The reader encounters the following artefact: a neutral, somewhat nondescript solander box, in dark moss-green (a colour associated with official papers). It measures approximately 20cm (height) x 15cm (width) x 6cm (depth). There is nothing on the outside of the box to betray the contents, except a number embossed on the spine: WO 32/8061. Opening the solander box (the lid of which pages to the left, like the cover of a book), the reader sees a tray with two compartments: on the left is a pair of neatly folded, white cotton gloves; on the right is a custom-made paper knife in polished steel. The blade of the paper knife is clean and sharp, but subtle detailing on the handle evokes associations of a bygone era. By lifting out the shallow tray, the reader gains access to the book beneath it. The book is in portrait format, roughly the dimensions of the solander box and about 3cm thick. It is hardcover with square binding, and clad in tawny brown book cloth. On the front, embossed in black in Gill Sans, is the full title: “WO 32/8061[THE BOOK OF HOLES]”.
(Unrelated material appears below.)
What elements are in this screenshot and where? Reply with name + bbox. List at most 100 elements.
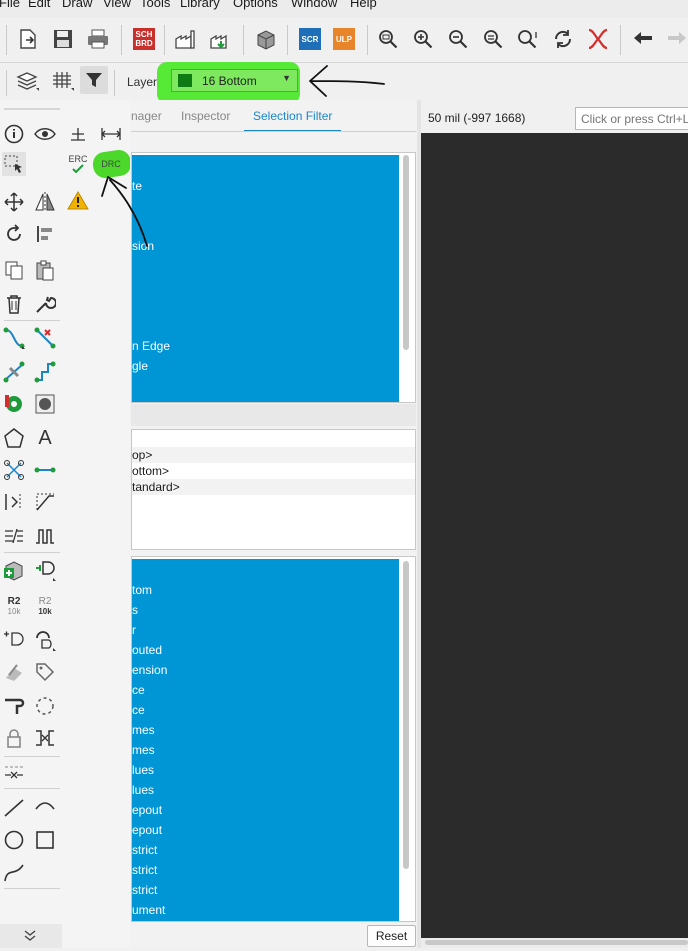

Putting on the cotton gloves, and lifting out the book, the reader begins to page. At this stage she notices that many of the pages are uncut along the fore-edge: to access the contents she will need to take up the paper knife, insert the blade into each of these folded seams, and rip. She will encounter slight resistance – the book is printed on 215gsm cotton paper – and will hear the unmistakable rasp of tearing paper. The act will need to be repeated at irregular intervals. Page… tear and page… tear and page… page… page…tear and page… and so on.

In this manner, with cotton gloves donned and paper knife slicing, the reader discloses the innards of the book: 172 sequential colour photographs, which document the holes indiscriminately made in a pile of historical documents (ostensibly for the purposes of binding them together). More specifically, the photographs track the path of a treasury tag feeding into these haphazard holes, and the proximate sites of wounding. For example, they document where the woven cord has snagged and caught on the paper, rupturing the edges of a too-snug hole and meandering into the surrounds (like a river bursting its banks).

At times, the photographs include oblique and partial references to a larger context, via bits of text, scribbled notes and letterheads. A few pages in, the reader sees a ‘War Office’ crest, embossed as a letterhead on black-bordered stationery. Later she sees the handwritten words ‘South Africa’ and then a typewritten, underlined heading: ‘Refugee Camps’. Further along, a plethora of pages declare themselves ‘SECRET’ or ‘CONFIDENTIAL’ – but the photographs divulge nothing further, the contents of the communiques having been excluded by the crop frame.